FAITS

Une association souscrit un contrat de fourniture avec une société qui s’engage à lui livrer un photocopieur et un ordinateur. L’association conclut un contrat de maintenance avec une autre société concernant ces matériels et concernant le photocopieur un contrat de location financière avec une société de financement sur 63 loyers mensuels constants de 330 €.

L’association conclut par la suite un second contrat puis un troisième contrat dans les mêmes conditions mais avec un autre partenaire financier.

Invoquant différents manquements l’association assigne les sociétés cocontractantes devant le TGI ainsi que les sociétés de financement en annulation et résolution des contrats de maintenance et subsidiairement en annulation et résolution des contrats de location financière.

La cour d’appel d’Aix en Provence le 12 février 2019 juge les contrats interdépendants sans que la preuve soit rapportée d’une organisation préalable d’une collaboration entre le représentant de la société prestataire de services et le bailleur financier et c’était là l’angle d’attaque du pourvoi.

POSITION DE LA COUR DE CASSATION

« Il résulte de l'article 1134 du code civil, dans sa rédaction antérieure à celle issue de l'ordonnance du 10 février 2016, que sont interdépendants les contrats concomitants ou successifs qui s'inscrivent dans une opération incluant une location financière, sans que soient exigées, en outre, l'organisation préalable d'une collaboration entre le représentant de la société prestataire de services et le bailleur financier ou, à tous le moins, la nécessaire information de celui-ci sur les modalités et la finalité de l'opération envisagée dans sa globalité, ainsi que sa volonté de consentir au financement en considération des engagements pris par le fournisseur envers le locataire.

Il résulte de l'article 1134 du code civil, dans sa rédaction antérieure à celle issue de l'ordonnance du 10 février 2016, que sont interdépendants les contrats concomitants ou successifs et qui s'inscrivent dans une opération incluant une location financière.


En premier lieu, les contrats en cause ayant été conclus antérieurement à l'entrée en vigueur de l'ordonnance du 10 février 2016, fixée au 1er octobre 2016, la cour d'appel n'était pas tenue de procéder aux recherches inopérantes invoquées par les première et deuxième branches du moyen.

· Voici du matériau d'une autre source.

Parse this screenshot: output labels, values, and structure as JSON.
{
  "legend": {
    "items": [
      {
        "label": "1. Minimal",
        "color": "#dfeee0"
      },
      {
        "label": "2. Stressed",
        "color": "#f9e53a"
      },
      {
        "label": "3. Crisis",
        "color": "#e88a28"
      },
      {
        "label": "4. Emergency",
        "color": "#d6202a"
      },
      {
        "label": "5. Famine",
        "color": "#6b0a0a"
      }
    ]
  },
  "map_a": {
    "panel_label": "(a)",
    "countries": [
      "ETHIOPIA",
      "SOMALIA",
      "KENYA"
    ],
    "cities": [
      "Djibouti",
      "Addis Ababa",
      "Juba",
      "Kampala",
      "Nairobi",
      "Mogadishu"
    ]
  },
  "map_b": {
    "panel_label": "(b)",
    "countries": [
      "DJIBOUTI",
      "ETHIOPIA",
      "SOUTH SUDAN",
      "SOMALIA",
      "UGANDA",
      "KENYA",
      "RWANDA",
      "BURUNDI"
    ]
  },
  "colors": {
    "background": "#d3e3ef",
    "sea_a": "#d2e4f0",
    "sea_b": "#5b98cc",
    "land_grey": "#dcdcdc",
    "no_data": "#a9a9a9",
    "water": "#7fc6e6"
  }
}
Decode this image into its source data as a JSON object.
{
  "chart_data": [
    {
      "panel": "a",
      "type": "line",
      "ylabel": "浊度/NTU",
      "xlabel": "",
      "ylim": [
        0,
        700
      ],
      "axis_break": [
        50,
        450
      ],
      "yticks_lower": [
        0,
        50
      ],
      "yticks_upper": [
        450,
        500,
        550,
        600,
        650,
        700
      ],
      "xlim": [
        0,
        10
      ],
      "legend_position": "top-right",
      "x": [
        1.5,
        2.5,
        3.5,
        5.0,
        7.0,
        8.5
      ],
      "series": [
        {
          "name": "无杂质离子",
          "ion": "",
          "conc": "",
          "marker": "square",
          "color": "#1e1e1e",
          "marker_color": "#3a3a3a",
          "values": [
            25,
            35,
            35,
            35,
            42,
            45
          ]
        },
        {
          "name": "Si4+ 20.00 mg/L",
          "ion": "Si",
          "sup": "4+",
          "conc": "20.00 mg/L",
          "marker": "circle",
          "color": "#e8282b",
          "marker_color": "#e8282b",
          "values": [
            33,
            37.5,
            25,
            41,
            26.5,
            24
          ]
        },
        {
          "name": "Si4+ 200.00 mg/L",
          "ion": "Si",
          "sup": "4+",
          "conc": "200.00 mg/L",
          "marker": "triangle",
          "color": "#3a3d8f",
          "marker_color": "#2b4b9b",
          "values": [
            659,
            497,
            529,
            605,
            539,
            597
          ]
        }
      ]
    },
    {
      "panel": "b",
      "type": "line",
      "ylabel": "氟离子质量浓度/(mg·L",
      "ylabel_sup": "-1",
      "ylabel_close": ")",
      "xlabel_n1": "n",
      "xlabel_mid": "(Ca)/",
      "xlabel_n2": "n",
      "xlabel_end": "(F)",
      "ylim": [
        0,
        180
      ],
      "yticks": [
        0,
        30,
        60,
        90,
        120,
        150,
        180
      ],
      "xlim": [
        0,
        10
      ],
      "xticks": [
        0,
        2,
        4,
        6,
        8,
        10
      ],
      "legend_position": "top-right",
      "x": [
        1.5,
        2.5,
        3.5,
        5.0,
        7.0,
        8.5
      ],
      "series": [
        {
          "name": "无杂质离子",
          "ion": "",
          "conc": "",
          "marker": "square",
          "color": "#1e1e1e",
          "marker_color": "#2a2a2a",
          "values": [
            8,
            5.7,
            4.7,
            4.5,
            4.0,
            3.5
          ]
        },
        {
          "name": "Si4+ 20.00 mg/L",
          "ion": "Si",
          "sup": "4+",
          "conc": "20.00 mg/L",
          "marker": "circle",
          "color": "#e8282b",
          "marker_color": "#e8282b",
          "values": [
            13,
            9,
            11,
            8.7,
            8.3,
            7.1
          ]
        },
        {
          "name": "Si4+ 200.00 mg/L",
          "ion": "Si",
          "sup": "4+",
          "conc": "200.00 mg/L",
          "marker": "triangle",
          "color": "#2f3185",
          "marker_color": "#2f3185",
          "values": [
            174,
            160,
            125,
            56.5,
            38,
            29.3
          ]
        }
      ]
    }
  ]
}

En second lieu, l'arrêt relève que, dans le bon de commande établi le 23 octobre 2013 entre la société VSD et l'association, la première s'est engagée, envers la seconde, non seulement à fournir le matériel objet du contrat de location financière conclu le 17 novembre 2013 entre l'association et la société GE, qui fixait le loyer mensuel à 330 euros pendant soixante-trois mois, mais également à payer une contribution financière sous la forme de versements mensuels de 378 euros pendant vingt-quatre mois renouvelable et d'un versement annuel de 1 000 euros pendant deux ans. Par ces constatations, qui font ressortir que le contrat de location financière était destiné à financer le matériel objet du contrat de fourniture/sponsoring et que le coût des loyers incombant au locataire devait être compensé en partie par l'engagement financier pris par le fournisseur dans le cadre de ce même contrat de fourniture/sponsoring, la cour d'appel a caractérisé une situation d'interdépendance entre ces deux contrats. »

MISE EN PERSPECTIVE DE LA DECISION

La question de l’interdépendance contractuelle revient dans le débat après la réforme du code civil.

La chambre mixte du 17 Mai 2013 – 11-22768 – a fixé la jurisprudence en cette matière en jugeant : « Mais attendu que les contrats concomitants ou successifs qui s’inscrivent dans une opération incluant une location financière, sont interdépendants ; que sont réputées non écrites les clauses des contrats inconciliables avec cette interdépendance…… ». La jurisprudence des autres chambres s’est appropriée cette position : Cassation commerciale 12 juillet 2017 – 15-27703 et 15-23552 – et cassation commerciale 4 juillet 2018 – 17-15597 – qui nous dit que point n’est besoin que la caducité soit prononcée par le même jugement.

L’article 1186 du nouveau code civil sur l’interdépendance contractuelle et la caducité dispose en son dernier alinéa «  La caducité n’intervient toutefois que si le contrat contre lequel elle est invoquée connaissait l’existence de l’opération d’ensemble lorsqu’il a donné son consentement ».

La question était de savoir si la Cour qui était saisie sur le fondement de l’ancien article 1134 du code civil allait profiter de l’occasion pour aligner sa jurisprudence sur ce dernier alinéa précité.

Elle n’en fait rien et confirme sa démarche objective la cour d’appel ayant bien pris soin de caractériser l’interdépendance contractuelle.

Loïc Belleil, directeur de la recherche juridique chez Case Law Analytics

Source : Cass. Com. 17 février 2021, pourvoi n°19-19421, L'essentiel du droit bancaire n°4, Avril 2021, page 7.